The pilots “remained in constant visual contact” with the gadgets to ensure they did not hit the airliner as it passed alongside them, according to a report by the UK Airprox Board (UKAB).
There would have been a “significant risk of collision” if the passenger jet was on a different approach path to Heathrow, according to one of the pilots.
A report was made to the Metropolitan Police but the drone operators could not be traced. It was estimated that the drones came within 500 metres of the aircraft, which was not identified in the report.
The Civil Aviation Authority (CAA) said the incident on November 20 last year was the first aircraft near-miss involving more than one drone.
Less than half an hour later, a Boeing 777 approaching Heathrow flew within 50 metres of what is believed to be one of the drones. The pilot saw an object that was white, around two metres wide and with four prongs.
There were five near-misses between aircraft and drones in the latest monthly UKAB report, bringing the total over the past 12 months to 62.

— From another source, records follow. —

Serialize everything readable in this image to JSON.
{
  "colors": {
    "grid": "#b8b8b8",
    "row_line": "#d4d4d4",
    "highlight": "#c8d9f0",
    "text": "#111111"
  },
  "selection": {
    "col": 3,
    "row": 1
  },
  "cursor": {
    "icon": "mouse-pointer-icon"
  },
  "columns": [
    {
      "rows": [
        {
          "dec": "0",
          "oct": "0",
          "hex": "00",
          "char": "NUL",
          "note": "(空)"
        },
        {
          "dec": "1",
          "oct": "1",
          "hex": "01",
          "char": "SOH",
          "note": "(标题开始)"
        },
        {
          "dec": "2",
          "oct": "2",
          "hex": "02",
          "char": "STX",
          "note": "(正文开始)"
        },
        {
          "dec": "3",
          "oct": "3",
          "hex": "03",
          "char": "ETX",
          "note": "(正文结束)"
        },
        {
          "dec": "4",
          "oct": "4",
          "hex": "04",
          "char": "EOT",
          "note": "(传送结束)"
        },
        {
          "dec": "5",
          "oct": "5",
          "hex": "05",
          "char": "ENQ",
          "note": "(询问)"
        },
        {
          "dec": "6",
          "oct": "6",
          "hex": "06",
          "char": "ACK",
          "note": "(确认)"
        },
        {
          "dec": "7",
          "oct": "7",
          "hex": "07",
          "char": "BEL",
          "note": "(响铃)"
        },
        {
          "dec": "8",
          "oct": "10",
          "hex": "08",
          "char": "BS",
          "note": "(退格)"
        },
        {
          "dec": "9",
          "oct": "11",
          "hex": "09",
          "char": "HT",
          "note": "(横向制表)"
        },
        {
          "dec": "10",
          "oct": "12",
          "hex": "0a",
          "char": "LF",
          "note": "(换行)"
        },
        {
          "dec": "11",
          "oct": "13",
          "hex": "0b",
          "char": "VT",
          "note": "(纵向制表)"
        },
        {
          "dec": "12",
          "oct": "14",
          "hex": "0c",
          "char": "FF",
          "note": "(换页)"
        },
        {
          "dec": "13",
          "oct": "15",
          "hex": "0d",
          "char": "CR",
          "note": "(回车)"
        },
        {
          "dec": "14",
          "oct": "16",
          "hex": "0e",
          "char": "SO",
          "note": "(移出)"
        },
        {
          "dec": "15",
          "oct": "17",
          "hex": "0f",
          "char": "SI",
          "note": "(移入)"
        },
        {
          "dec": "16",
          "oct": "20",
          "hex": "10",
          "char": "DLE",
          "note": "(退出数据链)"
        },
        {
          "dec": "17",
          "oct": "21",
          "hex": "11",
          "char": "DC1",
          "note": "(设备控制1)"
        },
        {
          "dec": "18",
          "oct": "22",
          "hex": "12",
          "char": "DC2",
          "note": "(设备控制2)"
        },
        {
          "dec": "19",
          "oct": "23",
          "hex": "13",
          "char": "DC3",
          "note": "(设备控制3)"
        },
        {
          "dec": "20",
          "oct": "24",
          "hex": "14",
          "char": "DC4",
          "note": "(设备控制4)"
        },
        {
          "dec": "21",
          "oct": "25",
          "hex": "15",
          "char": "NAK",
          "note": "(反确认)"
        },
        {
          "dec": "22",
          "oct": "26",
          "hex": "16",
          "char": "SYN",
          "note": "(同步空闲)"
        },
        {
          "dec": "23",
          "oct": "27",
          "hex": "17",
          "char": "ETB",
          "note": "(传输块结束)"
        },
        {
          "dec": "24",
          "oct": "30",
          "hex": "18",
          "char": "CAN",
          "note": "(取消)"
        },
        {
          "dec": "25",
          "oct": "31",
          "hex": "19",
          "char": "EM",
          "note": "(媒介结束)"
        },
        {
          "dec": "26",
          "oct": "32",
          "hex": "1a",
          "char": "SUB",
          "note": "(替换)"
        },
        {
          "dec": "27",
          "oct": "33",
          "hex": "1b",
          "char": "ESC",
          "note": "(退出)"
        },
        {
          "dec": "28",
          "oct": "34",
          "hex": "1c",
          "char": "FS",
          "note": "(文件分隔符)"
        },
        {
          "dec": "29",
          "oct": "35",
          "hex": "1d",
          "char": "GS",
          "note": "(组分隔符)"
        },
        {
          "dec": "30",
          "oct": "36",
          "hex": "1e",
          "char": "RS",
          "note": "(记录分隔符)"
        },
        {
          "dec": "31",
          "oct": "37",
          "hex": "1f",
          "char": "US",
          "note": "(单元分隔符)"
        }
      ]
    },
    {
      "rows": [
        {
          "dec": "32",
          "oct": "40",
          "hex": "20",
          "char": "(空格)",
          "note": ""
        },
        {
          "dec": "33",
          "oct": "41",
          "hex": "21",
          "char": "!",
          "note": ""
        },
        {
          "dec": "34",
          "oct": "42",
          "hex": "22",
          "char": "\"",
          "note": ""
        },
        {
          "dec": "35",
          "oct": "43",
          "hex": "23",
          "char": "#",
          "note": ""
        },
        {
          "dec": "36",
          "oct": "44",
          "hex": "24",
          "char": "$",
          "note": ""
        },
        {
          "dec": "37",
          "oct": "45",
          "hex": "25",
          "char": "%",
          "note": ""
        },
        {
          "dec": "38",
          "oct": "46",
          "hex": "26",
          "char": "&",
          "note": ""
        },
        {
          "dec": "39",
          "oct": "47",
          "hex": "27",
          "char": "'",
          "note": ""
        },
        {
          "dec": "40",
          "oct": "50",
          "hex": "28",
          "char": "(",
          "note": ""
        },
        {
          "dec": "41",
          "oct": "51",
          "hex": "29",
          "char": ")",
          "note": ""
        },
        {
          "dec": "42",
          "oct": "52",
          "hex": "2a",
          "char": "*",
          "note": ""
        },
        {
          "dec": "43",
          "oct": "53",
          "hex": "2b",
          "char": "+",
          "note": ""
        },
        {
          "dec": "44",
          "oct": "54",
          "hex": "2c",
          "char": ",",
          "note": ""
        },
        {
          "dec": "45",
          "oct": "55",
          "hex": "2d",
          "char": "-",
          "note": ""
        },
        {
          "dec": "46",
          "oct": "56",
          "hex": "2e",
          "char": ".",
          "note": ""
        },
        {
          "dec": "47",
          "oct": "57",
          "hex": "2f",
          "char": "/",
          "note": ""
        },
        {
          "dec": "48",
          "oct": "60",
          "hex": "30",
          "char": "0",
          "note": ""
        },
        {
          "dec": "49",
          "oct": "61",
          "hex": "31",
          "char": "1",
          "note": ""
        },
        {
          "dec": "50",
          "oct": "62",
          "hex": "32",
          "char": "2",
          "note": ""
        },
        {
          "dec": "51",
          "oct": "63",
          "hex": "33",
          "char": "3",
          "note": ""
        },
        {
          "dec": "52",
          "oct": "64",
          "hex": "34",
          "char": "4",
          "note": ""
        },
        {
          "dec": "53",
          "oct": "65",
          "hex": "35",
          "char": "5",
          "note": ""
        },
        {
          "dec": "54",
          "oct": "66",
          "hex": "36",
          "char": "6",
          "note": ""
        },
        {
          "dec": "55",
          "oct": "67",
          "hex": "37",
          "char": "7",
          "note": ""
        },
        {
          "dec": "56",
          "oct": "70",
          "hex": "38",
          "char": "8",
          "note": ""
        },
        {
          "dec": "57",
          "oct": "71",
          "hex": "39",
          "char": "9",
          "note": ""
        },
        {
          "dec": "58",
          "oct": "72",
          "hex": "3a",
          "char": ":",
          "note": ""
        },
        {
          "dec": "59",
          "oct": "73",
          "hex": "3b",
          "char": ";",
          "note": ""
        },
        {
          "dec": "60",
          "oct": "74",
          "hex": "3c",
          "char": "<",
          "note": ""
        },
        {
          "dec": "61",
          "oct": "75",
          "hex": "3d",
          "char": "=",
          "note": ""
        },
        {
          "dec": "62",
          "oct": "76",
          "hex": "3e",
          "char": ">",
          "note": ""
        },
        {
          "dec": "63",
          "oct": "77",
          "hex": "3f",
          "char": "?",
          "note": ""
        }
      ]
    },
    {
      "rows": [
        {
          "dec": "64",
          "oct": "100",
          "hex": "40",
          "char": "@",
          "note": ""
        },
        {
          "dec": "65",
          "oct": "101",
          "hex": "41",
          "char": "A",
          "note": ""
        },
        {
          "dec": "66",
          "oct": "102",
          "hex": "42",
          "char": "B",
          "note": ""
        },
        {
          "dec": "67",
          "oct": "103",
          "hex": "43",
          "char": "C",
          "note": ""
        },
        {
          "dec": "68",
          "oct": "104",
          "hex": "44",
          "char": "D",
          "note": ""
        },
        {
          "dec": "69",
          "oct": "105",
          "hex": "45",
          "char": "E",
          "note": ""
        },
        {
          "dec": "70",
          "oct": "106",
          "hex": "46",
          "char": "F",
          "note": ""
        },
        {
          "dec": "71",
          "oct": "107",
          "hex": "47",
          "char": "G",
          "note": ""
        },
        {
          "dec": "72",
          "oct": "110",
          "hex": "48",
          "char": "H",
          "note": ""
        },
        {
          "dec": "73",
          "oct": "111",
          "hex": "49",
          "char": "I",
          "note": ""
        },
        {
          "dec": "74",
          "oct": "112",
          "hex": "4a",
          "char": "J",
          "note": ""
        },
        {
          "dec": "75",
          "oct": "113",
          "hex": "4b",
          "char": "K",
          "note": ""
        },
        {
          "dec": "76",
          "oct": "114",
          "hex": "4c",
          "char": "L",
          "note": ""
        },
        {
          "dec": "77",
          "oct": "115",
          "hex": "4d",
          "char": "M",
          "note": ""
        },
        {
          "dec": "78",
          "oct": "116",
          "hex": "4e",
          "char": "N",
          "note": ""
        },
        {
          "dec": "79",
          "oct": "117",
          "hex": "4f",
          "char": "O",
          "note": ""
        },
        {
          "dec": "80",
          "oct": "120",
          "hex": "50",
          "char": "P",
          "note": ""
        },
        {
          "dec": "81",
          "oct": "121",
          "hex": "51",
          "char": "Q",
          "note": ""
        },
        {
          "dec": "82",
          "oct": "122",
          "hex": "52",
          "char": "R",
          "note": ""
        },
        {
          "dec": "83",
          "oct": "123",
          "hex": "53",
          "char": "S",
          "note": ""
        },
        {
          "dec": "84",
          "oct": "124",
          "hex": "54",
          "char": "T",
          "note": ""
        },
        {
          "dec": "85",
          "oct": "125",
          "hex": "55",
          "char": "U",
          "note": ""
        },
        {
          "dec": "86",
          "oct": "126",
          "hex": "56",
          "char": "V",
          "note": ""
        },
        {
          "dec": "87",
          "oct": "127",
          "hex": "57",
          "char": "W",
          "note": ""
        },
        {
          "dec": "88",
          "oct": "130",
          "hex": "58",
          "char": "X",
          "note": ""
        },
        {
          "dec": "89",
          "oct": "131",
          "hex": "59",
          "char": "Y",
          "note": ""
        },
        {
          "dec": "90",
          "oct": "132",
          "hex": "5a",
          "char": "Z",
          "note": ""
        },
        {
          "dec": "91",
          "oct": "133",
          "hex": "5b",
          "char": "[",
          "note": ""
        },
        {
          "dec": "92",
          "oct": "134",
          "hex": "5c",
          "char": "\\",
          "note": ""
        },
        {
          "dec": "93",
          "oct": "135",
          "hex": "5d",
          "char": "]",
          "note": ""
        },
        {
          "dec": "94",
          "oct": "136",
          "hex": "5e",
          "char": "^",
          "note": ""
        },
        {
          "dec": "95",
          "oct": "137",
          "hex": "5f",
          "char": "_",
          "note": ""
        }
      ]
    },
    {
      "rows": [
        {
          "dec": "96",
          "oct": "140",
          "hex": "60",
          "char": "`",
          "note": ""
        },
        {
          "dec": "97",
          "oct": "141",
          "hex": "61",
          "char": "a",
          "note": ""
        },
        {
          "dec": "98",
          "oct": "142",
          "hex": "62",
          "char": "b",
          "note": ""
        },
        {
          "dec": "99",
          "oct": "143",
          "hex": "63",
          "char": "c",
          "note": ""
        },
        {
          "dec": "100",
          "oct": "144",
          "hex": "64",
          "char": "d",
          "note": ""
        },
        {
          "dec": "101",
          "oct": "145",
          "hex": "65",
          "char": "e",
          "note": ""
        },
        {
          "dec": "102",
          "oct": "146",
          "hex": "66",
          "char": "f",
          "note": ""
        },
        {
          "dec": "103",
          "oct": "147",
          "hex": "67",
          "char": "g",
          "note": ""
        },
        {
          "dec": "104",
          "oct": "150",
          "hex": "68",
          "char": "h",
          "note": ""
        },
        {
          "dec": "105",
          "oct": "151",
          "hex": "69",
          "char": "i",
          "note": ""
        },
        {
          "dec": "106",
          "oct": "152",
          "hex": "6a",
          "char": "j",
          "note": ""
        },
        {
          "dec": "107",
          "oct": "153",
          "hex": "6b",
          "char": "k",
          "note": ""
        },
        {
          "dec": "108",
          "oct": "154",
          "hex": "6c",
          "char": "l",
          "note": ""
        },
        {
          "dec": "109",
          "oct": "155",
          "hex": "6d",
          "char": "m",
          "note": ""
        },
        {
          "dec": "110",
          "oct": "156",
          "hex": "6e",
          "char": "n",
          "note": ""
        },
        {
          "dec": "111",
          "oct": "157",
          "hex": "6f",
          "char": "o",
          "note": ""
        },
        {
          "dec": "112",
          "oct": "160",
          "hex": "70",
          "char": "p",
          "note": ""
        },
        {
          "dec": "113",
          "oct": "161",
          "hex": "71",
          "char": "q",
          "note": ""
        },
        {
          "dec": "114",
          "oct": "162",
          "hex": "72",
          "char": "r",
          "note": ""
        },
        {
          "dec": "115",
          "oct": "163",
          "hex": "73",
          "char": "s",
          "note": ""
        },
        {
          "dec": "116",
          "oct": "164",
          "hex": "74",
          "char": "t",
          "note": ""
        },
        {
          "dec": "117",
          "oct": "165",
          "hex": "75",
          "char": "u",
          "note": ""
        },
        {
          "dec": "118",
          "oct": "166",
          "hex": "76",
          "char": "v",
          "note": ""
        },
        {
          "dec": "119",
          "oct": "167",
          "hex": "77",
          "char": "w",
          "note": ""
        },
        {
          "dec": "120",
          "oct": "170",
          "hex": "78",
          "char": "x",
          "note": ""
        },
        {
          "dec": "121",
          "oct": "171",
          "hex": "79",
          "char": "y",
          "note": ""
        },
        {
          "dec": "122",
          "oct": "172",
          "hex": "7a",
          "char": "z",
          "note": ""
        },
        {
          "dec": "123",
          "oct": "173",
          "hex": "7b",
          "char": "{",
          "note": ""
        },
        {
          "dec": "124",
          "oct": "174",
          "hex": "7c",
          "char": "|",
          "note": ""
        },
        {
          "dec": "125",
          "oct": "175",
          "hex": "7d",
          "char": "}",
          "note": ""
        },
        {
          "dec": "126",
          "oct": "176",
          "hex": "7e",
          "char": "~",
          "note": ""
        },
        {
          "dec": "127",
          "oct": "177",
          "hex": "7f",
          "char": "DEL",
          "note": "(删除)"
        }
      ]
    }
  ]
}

Earlier this month, an investigation revealed that police are being flooded with reports about drones after a dramatic surge in incidents registered by forces, including rows between neighbours, prison smuggling, burglary “scoping” exercises and snooping fears.
Figures obtained by the Press Association showed forces recorded 3,456 episodes last year, almost triple the 2015 figure of 1,237 and more than 12 times the 2014 tally of 283.
CAA rules state that drones must not be flown above 400ft or near airports or airfields.
In November it launched a website to publish its revised code of conduct for drones, called the Dronecode.